Lord Monckton’s most important point here is the intolerance of any but the “consensus’ view of climate change, by the alarmist cabal. That is the real inconvenient truth that skeptics have to deal with, that honest science is having to contend with a firm commitment to witchcraft on the part of academics, the media and policymakers. This problem is made the more difficult because these people cannot be made to listen to reason without violating the first tenet of their religious belief, namely that thou shalt not recognize the existence of, let alone listen to, let alone accept, evidence that conflicts with your dogma. They can be expected to cling to their fantasies and superstitions no matter how long or how strong the present cooling tend continues, and no matter how much physical evidence refuting their assumptions about carbon dioxide comes to light. They will still be claiming the globe is warming as the ice sheets of the next glaciation are grinding over them.

Anna Keppa
May 4, 2014 3:31 pm

The monster in that old movie poster looks a helluva lot like Kang, half the alien pair Kang and Kodos on “the Simpsons”.
Kang’s best line comes when Homer tries to grab him:
“Keep your slimeless hands off me!”

Jimbo
May 4, 2014 4:27 pm

The excuse for this overblown addition, which accounts for a very large fraction of the difference between the satellite and tide-gauge records, is that the land is still rising and the sea sinking because of the transfer of miles-thick ice from the land to the oceans that ended 9000 years ago.

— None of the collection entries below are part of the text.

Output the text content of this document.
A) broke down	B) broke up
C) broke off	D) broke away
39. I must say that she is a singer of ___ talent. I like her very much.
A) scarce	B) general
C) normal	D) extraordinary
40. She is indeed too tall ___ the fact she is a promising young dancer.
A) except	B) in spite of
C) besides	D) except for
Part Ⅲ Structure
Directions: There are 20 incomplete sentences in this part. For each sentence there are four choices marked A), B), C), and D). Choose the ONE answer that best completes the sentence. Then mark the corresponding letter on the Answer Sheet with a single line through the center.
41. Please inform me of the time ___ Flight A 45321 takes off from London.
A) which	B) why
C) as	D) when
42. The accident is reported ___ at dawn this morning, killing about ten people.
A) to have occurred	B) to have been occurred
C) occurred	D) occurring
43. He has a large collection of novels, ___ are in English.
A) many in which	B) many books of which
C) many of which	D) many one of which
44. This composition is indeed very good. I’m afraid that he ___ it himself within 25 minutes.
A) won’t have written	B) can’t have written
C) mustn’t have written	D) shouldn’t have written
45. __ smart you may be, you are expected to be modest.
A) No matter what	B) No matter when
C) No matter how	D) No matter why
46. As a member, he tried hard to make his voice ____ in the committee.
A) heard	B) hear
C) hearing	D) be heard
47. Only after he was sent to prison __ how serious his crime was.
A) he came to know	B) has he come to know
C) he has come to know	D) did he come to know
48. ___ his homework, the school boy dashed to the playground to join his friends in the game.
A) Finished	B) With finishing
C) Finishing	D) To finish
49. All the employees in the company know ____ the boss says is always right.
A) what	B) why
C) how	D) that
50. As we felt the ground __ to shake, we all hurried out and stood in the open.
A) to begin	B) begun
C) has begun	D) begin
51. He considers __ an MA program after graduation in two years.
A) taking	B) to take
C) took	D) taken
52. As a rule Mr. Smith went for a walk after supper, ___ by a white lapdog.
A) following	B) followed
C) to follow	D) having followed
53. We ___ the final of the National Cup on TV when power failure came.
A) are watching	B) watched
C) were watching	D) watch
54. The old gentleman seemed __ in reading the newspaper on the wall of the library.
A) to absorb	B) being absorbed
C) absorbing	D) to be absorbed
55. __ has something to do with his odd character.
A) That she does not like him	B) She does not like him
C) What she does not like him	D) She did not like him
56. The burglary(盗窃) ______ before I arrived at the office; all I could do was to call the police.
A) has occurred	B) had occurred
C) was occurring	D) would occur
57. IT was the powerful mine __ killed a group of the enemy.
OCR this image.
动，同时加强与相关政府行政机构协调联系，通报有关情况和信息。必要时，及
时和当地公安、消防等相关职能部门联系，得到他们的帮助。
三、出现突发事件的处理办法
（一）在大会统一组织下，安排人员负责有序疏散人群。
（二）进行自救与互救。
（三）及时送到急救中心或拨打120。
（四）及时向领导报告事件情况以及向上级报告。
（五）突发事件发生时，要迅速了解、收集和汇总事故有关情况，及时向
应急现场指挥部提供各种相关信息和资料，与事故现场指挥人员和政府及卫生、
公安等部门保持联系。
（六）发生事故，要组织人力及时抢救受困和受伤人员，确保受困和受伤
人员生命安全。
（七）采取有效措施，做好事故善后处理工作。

Are they also adjusting for water abstraction which is “contributing a considerable amount of 0.8 (±0.1) mm a−1 to current sea-level rise”?

Abstract – Oct 2010
Global depletion of groundwater resources
In regions with frequent water stress and large aquifer systems groundwater is often used as an additional water source. If groundwater abstraction exceeds the natural groundwater recharge for extensive areas and long times, overexploitation or persistent groundwater depletion occurs. Here we provide a global overview of groundwater depletion (here defined as abstraction in excess of recharge) by assessing groundwater recharge with a global hydrological model and subtracting estimates of groundwater abstraction. Restricting our analysis to sub-humid to arid areas we estimate the total global groundwater depletion to have increased from 126 (±32) km3 a−1 in 1960 to 283 (±40) km3 a−1 in 2000. The latter equals 39 (±10)% of the global yearly groundwater abstraction, 2 (±0.6)% of the global yearly groundwater recharge, 0.8 (±0.1)% of the global yearly continental runoff and 0.4 (±0.06)% of the global yearly evaporation, contributing a considerable amount of 0.8 (±0.1) mm a−1 to current sea-level rise.